Imagine você chegar no estacionamento sem limites? Sem demarcação. Cada um põe seu carro do jeito que melhor lhe convier. Imagine você entrar numa quadra pra brincar e não tem regras, linhas, limites. Que esporte é esse? Que graça tem isso? Nem tem graça. Nem tem sentido. Não é possível viver sem regras. Essa nossa sociedade está desorientada.

Deus observa todo o comportamento que deve anteceder ou orientar o relacionamento do homem para com Deus e para com seu semelhante. Os dez mandamentos condensam todas as oreientações que o ser humano precisa para relacionar-se com o seu criador e seu próximo. Nos dividimos as lei em duas tábuas. De um lado os relacionamentos com o Deus e do outro lado os 6 mandamentos para o nosso semelhante.

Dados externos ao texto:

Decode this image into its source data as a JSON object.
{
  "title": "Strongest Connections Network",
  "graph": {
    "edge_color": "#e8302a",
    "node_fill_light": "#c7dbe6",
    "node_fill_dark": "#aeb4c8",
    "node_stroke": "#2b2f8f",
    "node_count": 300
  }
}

Cada mandamento, embora anunciado de forma negativa presume palavra de princípio que são positivas e não negativas. É isso que temos que olhar. Por trás de cada mandamento existe um princípio positivo. Qual a palavra do primeiro mandamento?

Não ter outro deus diante de mim.

A palavra positiva é lealdade. No segundo,

Não farás imagens.

A palavra é adoração. O terceiro, a apalavra é reverência. O quarto, sábado, dependência. Quinto, honra. O sexto, não matarás. O sétimo, pureza. Oitavo, honestidade. Nono, integridade. Décimo, contentamento.

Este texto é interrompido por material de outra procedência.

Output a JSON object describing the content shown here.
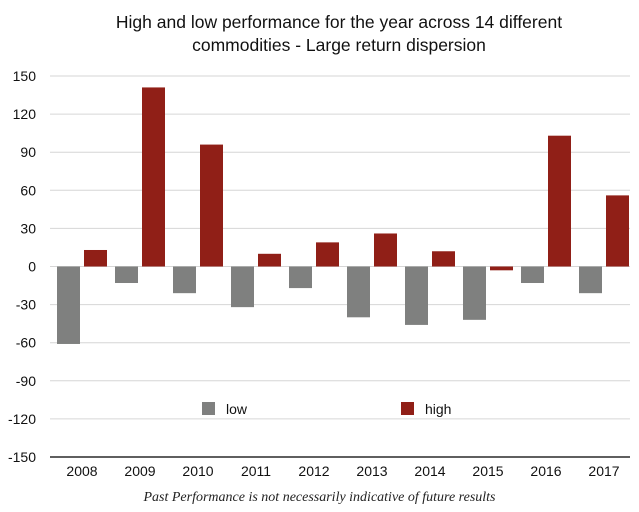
{
  "chart_data": {
    "type": "bar",
    "title_lines": [
      "High and low performance for the year across 14 different",
      "commodities - Large return dispersion"
    ],
    "categories": [
      "2008",
      "2009",
      "2010",
      "2011",
      "2012",
      "2013",
      "2014",
      "2015",
      "2016",
      "2017"
    ],
    "series": [
      {
        "name": "low",
        "color": "#7f807f",
        "values": [
          -61,
          -13,
          -21,
          -32,
          -17,
          -40,
          -46,
          -42,
          -13,
          -21
        ]
      },
      {
        "name": "high",
        "color": "#901f17",
        "values": [
          13,
          141,
          96,
          10,
          19,
          26,
          12,
          -3,
          103,
          56
        ]
      }
    ],
    "ylim": [
      -150,
      150
    ],
    "yticks": [
      150,
      120,
      90,
      60,
      30,
      0,
      -30,
      -60,
      -90,
      -120,
      -150
    ],
    "grid": true,
    "legend": "inside lower-center"
  },
  "footnote": "Past Performance is not necessarily indicative of future results"
}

O homem banal começa com as coisas e termina com Deus. Poir isso, estudar os mandamentos de Deus ainda é uma coisa interessante. Vivê-los, praticá-los, guardá-los na vida e no coração é sabedoria.

Observe a relação que existe entre o primeiro mandamento, não ter outros deuses diante de mim, e a palavra que resume este princípio é lealdade. Veja a ligação do primeiro mandamento da primeira tábua com o primeiro da segunda tábua. Honra X lealdade é a palavra central e a da segunda tábua… qual é a grande lição de ligação. Lealdade é uma forma de respeito. E respeito é uma forma de lealdade. Ora, se eu sou leal a Deus, eu preciso respeitar os meus semelhantes, especialmente meu pai e minha mãe. Estão em íntima ligação deixando claro que assim como devemos lealdade a Deus e ao senhor, devemos respeito aos nossos pais que nos deram a vida. Nossos pais são os legítimos representantes de Deus nesta terra. Honrando nossos pais aprendemos a honrar o nosso Deus.

E aqui está a seriedade:

Eles são o único Deus que os filhos conhecem quando são crianças. Eles são o primeiro Deus que eles conhecem. Porque os pais são representandes de Deus? Nada fazemos a Deus que não afete ao homem.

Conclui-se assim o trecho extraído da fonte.